2014/10/14

Dia 1979

Eu não entendia sabe? Eu não sabia dar um porque ou então dar um jeito de fazer acontecer. Havia perdido noites de sono pensando no que fazer e não achei nenhuma saída. "Vou tentar mais uma vez, da próxima já era" pensava...
O lance é que eu dei muitas próximas vezes. Mas eu também era um idiota então não podia exigir muito. Mas mesmo assim, uma hora chegou e os mundos não se pertenciam mais. E a única defesa que eu tive foi terminar tudo. Bem ela aceitou tudo de inicio aparentemente muito bem. Quando caiu a ficha sobre como é fácil arranjar companhia por ai é que começou a bater o desespero. 
E por algum tempo eu quis esquecer ela entende? Eu queria poder sentar e dizer "esta tudo bem agora". Mas amor, muitas vezes é como um câncer que mesmo que tiramos o pedaço contaminado ele já tomou conta de tudo e não há mais volta. Dai você pensa 'Nossa, que coisa horrível ele comparando amor á uma coisa tão ruim." Na verdade não. Pergunte á um paciente com câncer, quais seus valores hoje e antes de descobrir o câncer. Um paciente com câncer teve contato com o verdadeiro, com o que fica realmente e o que vale a pena até o fim. É o que o amor verdadeiro ensina aquelas que sabem enxergar isso - o que realmente vale.
Bem, quando eu fui embora e não queria mais dar as caras ela sempre voltava. E ela vinha e eu mandava ela embora, sempre nessa ordem. Eu destratava ela o que foi meu maior pecado cometido até hoje. Me arrependo disso. Acho que é a primeira vez que falo sobre isso, aqui, nessas linhas tortas esquecidas por Deus.
Ela vinha sempre aqui. Os dias que eu voltava pra casa e via onde ela se sentava, aquele lugar normal sem a presença dela me dava vazio. Sim, me dava vazio. Era como cair pra dentro sem nenhuma corda pra se segurar. 
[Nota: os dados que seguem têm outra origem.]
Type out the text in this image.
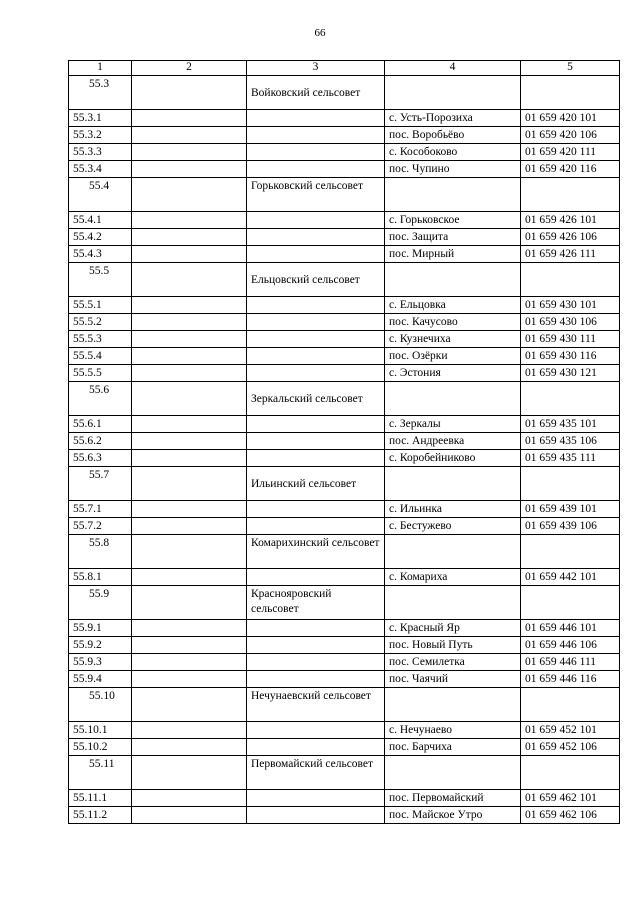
66
1	2	3	4	5
55.3		Войковский сельсовет		
55.3.1			с. Усть-Порозиха	01 659 420 101
55.3.2			пос. Воробьёво	01 659 420 106
55.3.3			с. Кособоково	01 659 420 111
55.3.4			пос. Чупино	01 659 420 116
55.4		Горьковский сельсовет		
55.4.1			с. Горьковское	01 659 426 101
55.4.2			пос. Защита	01 659 426 106
55.4.3			пос. Мирный	01 659 426 111
55.5		Ельцовский сельсовет		
55.5.1			с. Ельцовка	01 659 430 101
55.5.2			пос. Качусово	01 659 430 106
55.5.3			с. Кузнечиха	01 659 430 111
55.5.4			пос. Озёрки	01 659 430 116
55.5.5			с. Эстония	01 659 430 121
55.6		Зеркальский сельсовет		
55.6.1			с. Зеркалы	01 659 435 101
55.6.2			пос. Андреевка	01 659 435 106
55.6.3			с. Коробейниково	01 659 435 111
55.7		Ильинский сельсовет		
55.7.1			с. Ильинка	01 659 439 101
55.7.2			с. Бестужево	01 659 439 106
55.8		Комарихинский сельсовет		
55.8.1			с. Комариха	01 659 442 101
55.9		Краснояровский сельсовет		
55.9.1			с. Красный Яр	01 659 446 101
55.9.2			пос. Новый Путь	01 659 446 106
55.9.3			пос. Семилетка	01 659 446 111
55.9.4			пос. Чаячий	01 659 446 116
55.10		Нечунаевский сельсовет		
55.10.1			с. Нечунаево	01 659 452 101
55.10.2			пос. Барчиха	01 659 452 106
55.11		Первомайский сельсовет		
55.11.1			пос. Первомайский	01 659 462 101
55.11.2			пос. Майское Утро	01 659 462 106
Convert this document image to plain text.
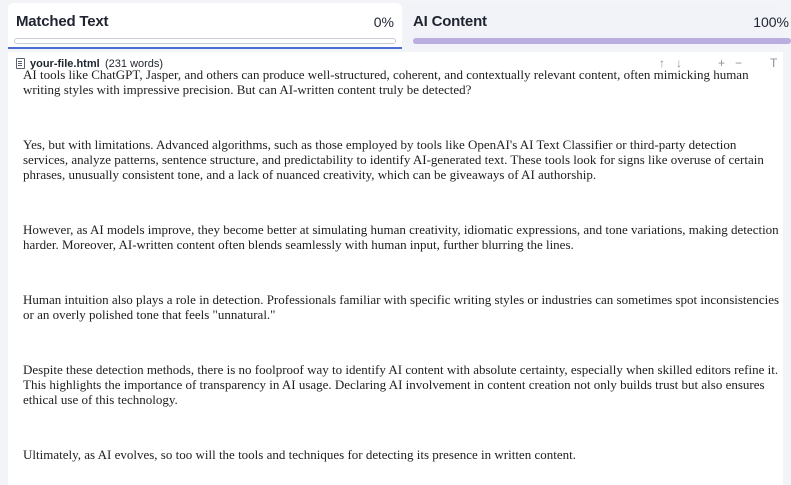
Matched Text	0% AI Content	100%
your-file.html (231 words)	↑ ↓	+ − T

AI tools like ChatGPT, Jasper, and others can produce well-structured, coherent, and contextually relevant content, often mimicking human writing styles with impressive precision. But can AI-written content truly be detected?

Yes, but with limitations. Advanced algorithms, such as those employed by tools like OpenAI's AI Text Classifier or third-party detection services, analyze patterns, sentence structure, and predictability to identify AI-generated text. These tools look for signs like overuse of certain phrases, unusually consistent tone, and a lack of nuanced creativity, which can be giveaways of AI authorship.

However, as AI models improve, they become better at simulating human creativity, idiomatic expressions, and tone variations, making detection harder. Moreover, AI-written content often blends seamlessly with human input, further blurring the lines.

Human intuition also plays a role in detection. Professionals familiar with specific writing styles or industries can sometimes spot inconsistencies or an overly polished tone that feels "unnatural."

Despite these detection methods, there is no foolproof way to identify AI content with absolute certainty, especially when skilled editors refine it. This highlights the importance of transparency in AI usage. Declaring AI involvement in content creation not only builds trust but also ensures ethical use of this technology.

Ultimately, as AI evolves, so too will the tools and techniques for detecting its presence in written content.
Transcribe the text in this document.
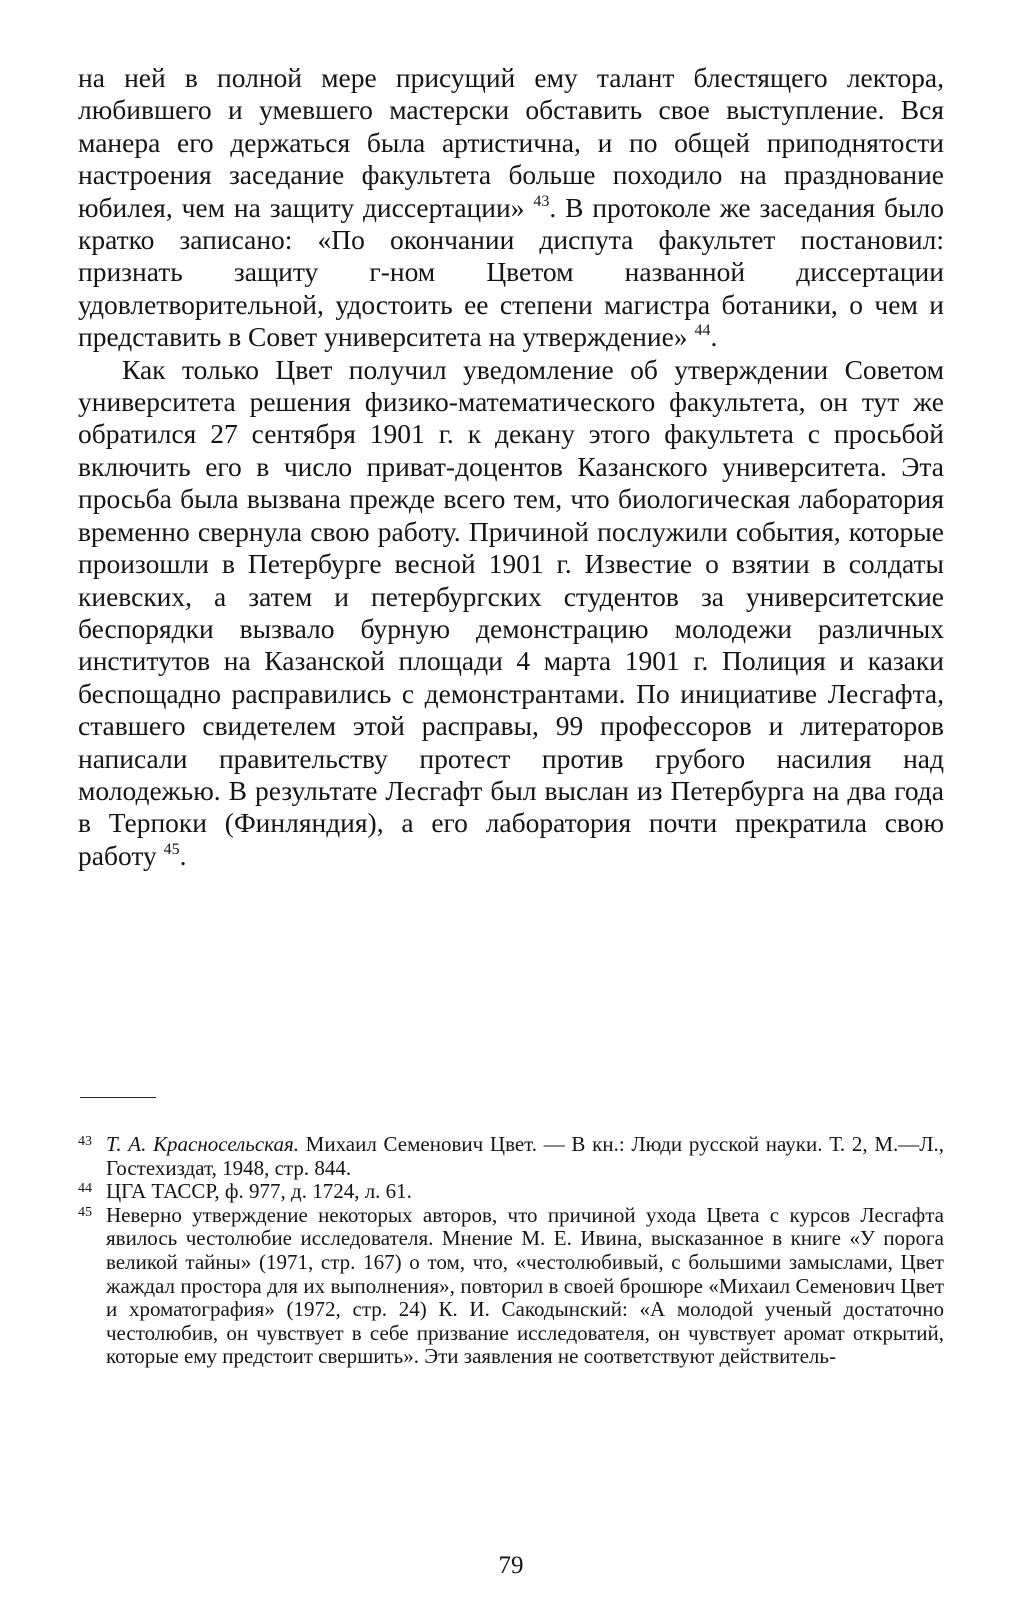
на ней в полной мере присущий ему талант блестящего лектора, любившего и умевшего мастерски обставить свое выступление. Вся манера его держаться была артистична, и по общей приподнятости настроения заседание факультета больше походило на празднование юбилея, чем на защиту диссертации» $^{43}$. В протоколе же заседания было кратко записано: «По окончании диспута факультет постановил: признать защиту г-ном Цветом названной диссертации удовлетворительной, удостоить ее степени магистра ботаники, о чем и представить в Совет университета на утверждение» $^{44}$.

Как только Цвет получил уведомление об утверждении Советом университета решения физико-математического факультета, он тут же обратился 27 сентября 1901 г. к декану этого факультета с просьбой включить его в число приват-доцентов Казанского университета. Эта просьба была вызвана прежде всего тем, что биологическая лаборатория временно свернула свою работу. Причиной послужили события, которые произошли в Петербурге весной 1901 г. Известие о взятии в солдаты киевских, а затем и петербургских студентов за университетские беспорядки вызвало бурную демонстрацию молодежи различных институтов на Казанской площади 4 марта 1901 г. Полиция и казаки беспощадно расправились с демонстрантами. По инициативе Лесгафта, ставшего свидетелем этой расправы, 99 профессоров и литераторов написали правительству протест против грубого насилия над молодежью. В результате Лесгафт был выслан из Петербурга на два года в Терпоки (Финляндия), а его лаборатория почти прекратила свою работу $^{45}$.

43 Т. А. Красносельская. Михаил Семенович Цвет. — В кн.: Люди русской науки. Т. 2, М.—Л., Гостехиздат, 1948, стр. 844.

44 ЦГА ТАССР, ф. 977, д. 1724, л. 61.

45 Неверно утверждение некоторых авторов, что причиной ухода Цвета с курсов Лесгафта явилось честолюбие исследователя. Мнение М. Е. Ивина, высказанное в книге «У порога великой тайны» (1971, стр. 167) о том, что, «честолюбивый, с большими замыслами, Цвет жаждал простора для их выполнения», повторил в своей брошюре «Михаил Семенович Цвет и хроматография» (1972, стр. 24) К. И. Сакодынский: «А молодой ученый достаточно честолюбив, он чувствует в себе призвание исследователя, он чувствует аромат открытий, которые ему предстоит свершить». Эти заявления не соответствуют действитель-

79
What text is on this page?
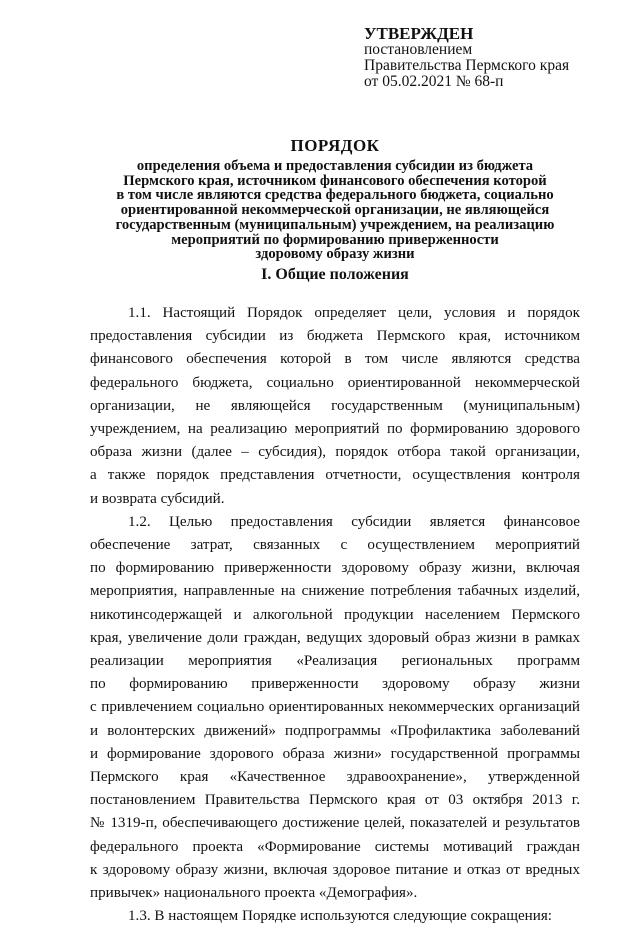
УТВЕРЖДЕН
постановлением
Правительства Пермского края
от 05.02.2021 № 68-п
ПОРЯДОК
определения объема и предоставления субсидии из бюджета
Пермского края, источником финансового обеспечения которой
в том числе являются средства федерального бюджета, социально
ориентированной некоммерческой организации, не являющейся
государственным (муниципальным) учреждением, на реализацию
мероприятий по формированию приверженности
здоровому образу жизни
I. Общие положения
1.1. Настоящий Порядок определяет цели, условия и порядок
предоставления субсидии из бюджета Пермского края, источником
финансового обеспечения которой в том числе являются средства
федерального бюджета, социально ориентированной некоммерческой
организации, не являющейся государственным (муниципальным)
учреждением, на реализацию мероприятий по формированию здорового
образа жизни (далее – субсидия), порядок отбора такой организации,
а также порядок представления отчетности, осуществления контроля
и возврата субсидий.
1.2. Целью предоставления субсидии является финансовое
обеспечение затрат, связанных с осуществлением мероприятий
по формированию приверженности здоровому образу жизни, включая
мероприятия, направленные на снижение потребления табачных изделий,
никотинсодержащей и алкогольной продукции населением Пермского
края, увеличение доли граждан, ведущих здоровый образ жизни в рамках
реализации мероприятия «Реализация региональных программ
по формированию приверженности здоровому образу жизни
с привлечением социально ориентированных некоммерческих организаций
и волонтерских движений» подпрограммы «Профилактика заболеваний
и формирование здорового образа жизни» государственной программы
Пермского края «Качественное здравоохранение», утвержденной
постановлением Правительства Пермского края от 03 октября 2013 г.
№ 1319-п, обеспечивающего достижение целей, показателей и результатов
федерального проекта «Формирование системы мотиваций граждан
к здоровому образу жизни, включая здоровое питание и отказ от вредных
привычек» национального проекта «Демография».
1.3. В настоящем Порядке используются следующие сокращения:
Quando ela estava lá eu ficava meio catatônico. Eu brigava e mandava ela embora de volta pra casa dela mas na verdade não era isso que eu queria. Eu estava com outra pessoa já, porque como eu disse arranjar companhia é muito fácil. Só que é foda quando você sabe que não vai dar certo aquilo mas quer acreditar que é possível. Você sabe que não vai dar certo, a pessoa sabe que isso não vai dar certo. Todo mundo sabe. Continuar com aquilo era enganar três pessoas: Ela, a pessoa que eu estava e a mim mesmo.
- O que você esta fazendo aqui?
- Não sei. Eu só quis vir. 
Ela deu dois passos e me abraçou. Começou a chorar, o choro mais sentido que eu senti em toda a minha vida. Ela derramou todas as lágrimas que eu nunca consegui fazer sair de mim. Eu a abracei de volta, não sabia o que fazer, o que dizer. Nessas horas é melhor não dizer nada mesmo. Com os olhos fechados tudo que eu mais queria era tirar toda a tristeza dela. Como se de alguma forma com a ponta dos dedos eu conseguisse atravessar sua pele e ossos até encostar em seu coração, tomá-lo em minhas mãos e apertasse bem firme até escorrer toda aquela angústia.
É foda, aquilo me abalou como se eu tivesse tomado um tiro ou algo do tipo. Depois daquele dia eu sabia o que eu tinha que fazer e eu fiz. Ainda estou aprendendo a não ser tão idiota e ser mais paciente, confiante e intuitivo. 
Uma vez conheci um inglês que disse "Se você quer saber quem mais gosta de você, fique doente. Vai ser a primeira pessoa á aparecer no hospital." Adivinhem só, estou no hospital. Tenho câncer, do tipo irreversível de cura. Ela esta sentada na cabeceira da minha cama lendo alguma matéria de revista. Meu câncer não é do tipo que a gente morre, ou melhor... É, mas a gente continua vivendo. Não é do tipo que a gente tem que tomar remédios, é mais aquele tipo que a gente da bom-dia todo dia e escreve "eu te amo" em letras garrafais por ai. Porque agora eu sei o que é importante. É ela, sempre foi e sempre vai ser... Ela.